Mathematical Modeling on Integrated Vehicle Assignment and Rebalancing in Ride-hailing System with Uncertainty Using Fuzzy Linear Programming
DOI:
https://doi.org/10.37934/araset.42.2.133144Keywords:
ride-hailing, assignment, batch-assignment, rebalancing, integration assignment and rebalancing, fuzzy linear programming, uncertaintyAbstract
The general public frequently uses taxis as local transportation to get from one location to another. Ride-hailing is an innovation in taxi services that lets customers use their smartphones to find drivers, find prices, and submit requests. The two parts of ride-hailing are vehicle assignment and rebalancing. The task of the assignment is to allocate resources as efficiently as possible to fulfil demand. Demand and supply in the area are brought into balance through the rebalancing process.
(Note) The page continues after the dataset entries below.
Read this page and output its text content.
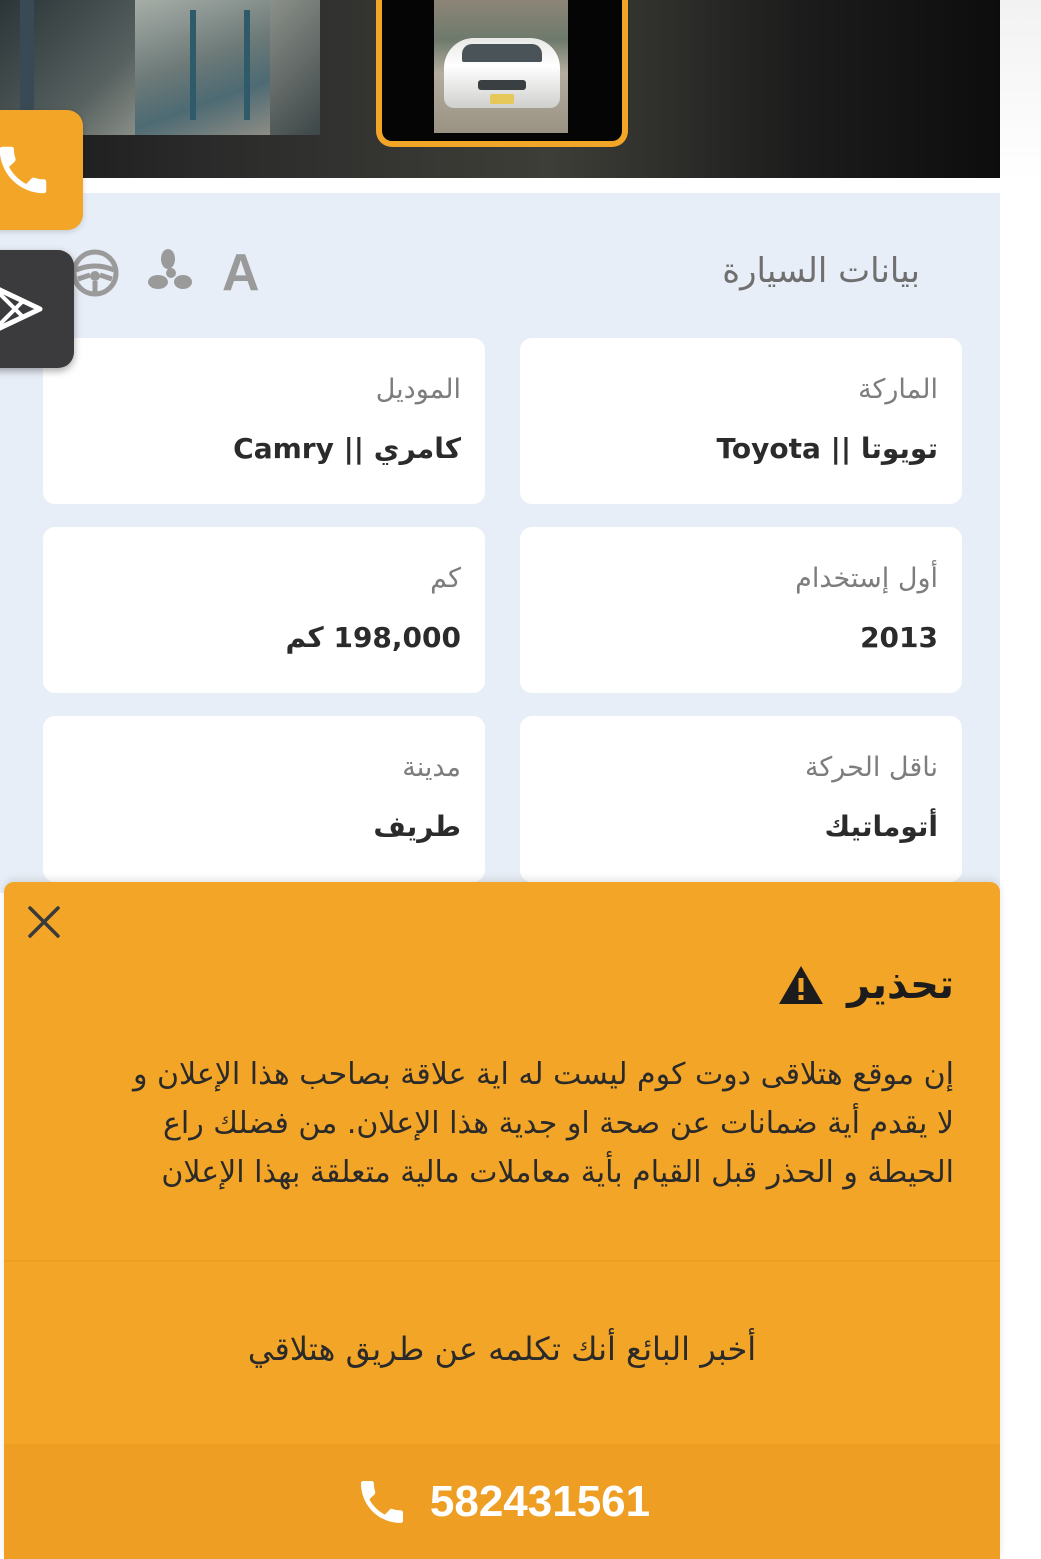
بيانات السيارة
A
الماركة
تويوتا || Toyota
الموديل
كامري || Camry
أول إستخدام
2013
كم
198,000 كم
ناقل الحركة
أتوماتيك
مدينة
طريف
تحذير
إن موقع هتلاقى دوت كوم ليست له اية علاقة بصاحب هذا الإعلان و
لا يقدم أية ضمانات عن صحة او جدية هذا الإعلان. من فضلك راع
الحيطة و الحذر قبل القيام بأية معاملات مالية متعلقة بهذا الإعلان
أخبر البائع أنك تكلمه عن طريق هتلاقي
582431561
The rebalancing step is frequently carried out independently of the assignment process in ride-hailing pickup systems. However, it can be integrated into a single optimization process to improve system performance. The linear programming approach can integrate assignment and rebalancing. The batch assignment is an assignment algorithm in which each supply and demand is collected within a specific time window. The assignment is done after the vehicles and requests are collected. Fuzzy linear programming is used to deal with environmental uncertainty. Uncertain demand can reduce the reliability of ride-hailing pickup systems in addressing the problem of allocating empty vehicles to areas of high demand. The pickup time may change over time due to traffic conditions. Assignment integration and rebalancing modelling with fuzzy parameters are carried out to obtain a ride-hailing pickup system model that can handle demand uncertainty, pickup travel time, and travel delay times and increase the ride-hailing effectiveness of the pickup system. Numerical simulations were carried out on the assignment and rebalancing integration model without and with uncertainty parameters—numerical simulations based on publicly available taxi travel request data. The model selection for the ride-hailing system can be determined based on the numerical simulation results. This research can potentially advance and expand knowledge, especially in transportation.